Прощай, Алиса! (СИ) - Ловыгина Маша
Сегодня Гоча был в светлой рубашке и новых джинсах. Когда приехал в хозяйский дом, думал сразу переодеться, да рабочей майки не нашел. Ведь помнил же, что положил рядом с мангальной, а сегодня, глянь, нет ее. И ладно, другую из дома возьмет, старое свое барахло хоть на помойку выноси, а все одно, сгодится. За три года, как у Бражникова работает, сам себя уважать научился. Вот что дорого!
Так и о женитьбе задумаешься, чтоб все как у людей! Жаль, Алиску ему как своих ушей не видать. Вот краля так краля, не чета Таньке-то… Но тут уж понятно, царь-рыба! Не по его зубам. Ходи да вздыхай.

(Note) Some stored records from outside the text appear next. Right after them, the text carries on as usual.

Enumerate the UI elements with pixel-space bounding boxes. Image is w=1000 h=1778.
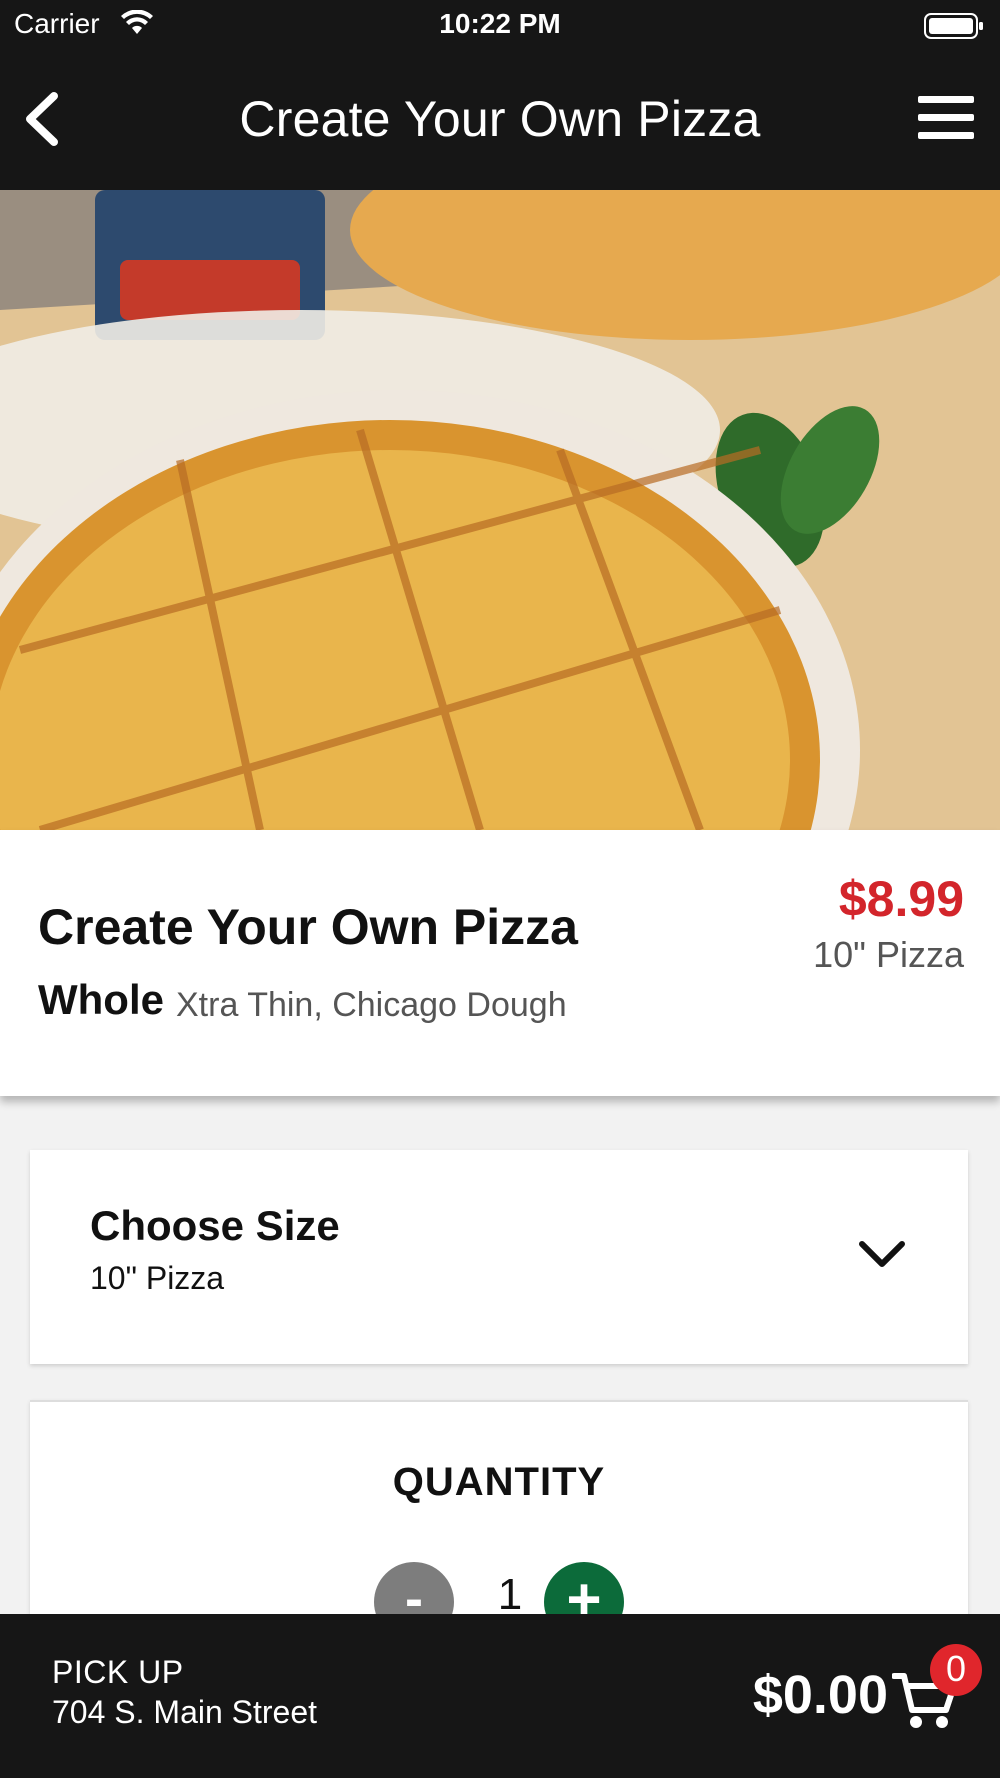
menu-button[interactable] bbox=[918, 96, 974, 146]
product-variant: Whole bbox=[38, 976, 164, 1023]
product-info: Create Your Own Pizza Whole Xtra Thin, C… bbox=[0, 830, 1000, 1096]
pickup-label: PICK UP bbox=[52, 1654, 184, 1690]
back-chevron-icon bbox=[26, 92, 58, 146]
pizza-photo bbox=[0, 190, 1000, 830]
bottom-bar: PICK UP 704 S. Main Street $0.00 0 bbox=[0, 1614, 1000, 1778]
cart-count-badge: 0 bbox=[930, 1644, 982, 1696]
page-title: Create Your Own Pizza bbox=[239, 91, 761, 147]
product-title: Create Your Own Pizza bbox=[38, 899, 578, 955]
status-time: 10:22 PM bbox=[439, 8, 561, 39]
cart-total: $0.00 bbox=[752, 1665, 888, 1725]
quantity-value: 1 bbox=[497, 1570, 523, 1619]
choose-size-dropdown[interactable]: Choose Size 10" Pizza bbox=[30, 1150, 968, 1364]
nav-bar: Create Your Own Pizza bbox=[0, 52, 1000, 190]
chevron-down-icon bbox=[859, 1241, 905, 1267]
product-price-size: 10" Pizza bbox=[813, 934, 964, 975]
status-bar: Carrier 10:22 PM bbox=[0, 0, 1000, 52]
product-price: $8.99 bbox=[838, 871, 964, 927]
pizza-photo-art bbox=[0, 190, 1000, 830]
pickup-address: 704 S. Main Street bbox=[52, 1694, 318, 1730]
quantity-card: QUANTITY - 1 + bbox=[30, 1400, 968, 1642]
choose-size-title: Choose Size bbox=[90, 1202, 340, 1249]
hamburger-menu-icon bbox=[918, 96, 974, 139]
product-description: Xtra Thin, Chicago Dough bbox=[176, 986, 567, 1024]
choose-size-selected: 10" Pizza bbox=[90, 1260, 225, 1296]
battery-icon bbox=[924, 13, 983, 39]
quantity-title: QUANTITY bbox=[392, 1460, 606, 1504]
back-button[interactable] bbox=[14, 86, 74, 152]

Мать ее, Альбина, конечно, учудила, ничего не скажешь. Пьяная с лестницы упала! И зачем ее только хозяин рядом держит? Разве ж то женщина? Одно название. Красивая, конечно, но…
Гоча стер ладонью улыбку со своего лица и покачал головой. Бог с ней, с Альбиной-то. Об Алиске надо думать. Вишь, стервозина что удумала! Свалить от бати решила. Танька, может, всей правды и не знает, да одно уже понятно: коли Алиска думала, примерялась, значит, и сделать могла. Вот ведь дура безголовая! И она, и Танька! Той достаточно было, чтобы он ее в кафе в центре пригласил. Поплыла! Кабы не мать, можно было бы ее там же, в доме-то и завалить…
Где же Алиска, принцесса ненаглядная? Что Виктору Алексеевичу сказать?
Гоча покрутил в руке телефон и, когда уже хотел положить его на соседнее сидение, раздался звонок от Бражникова.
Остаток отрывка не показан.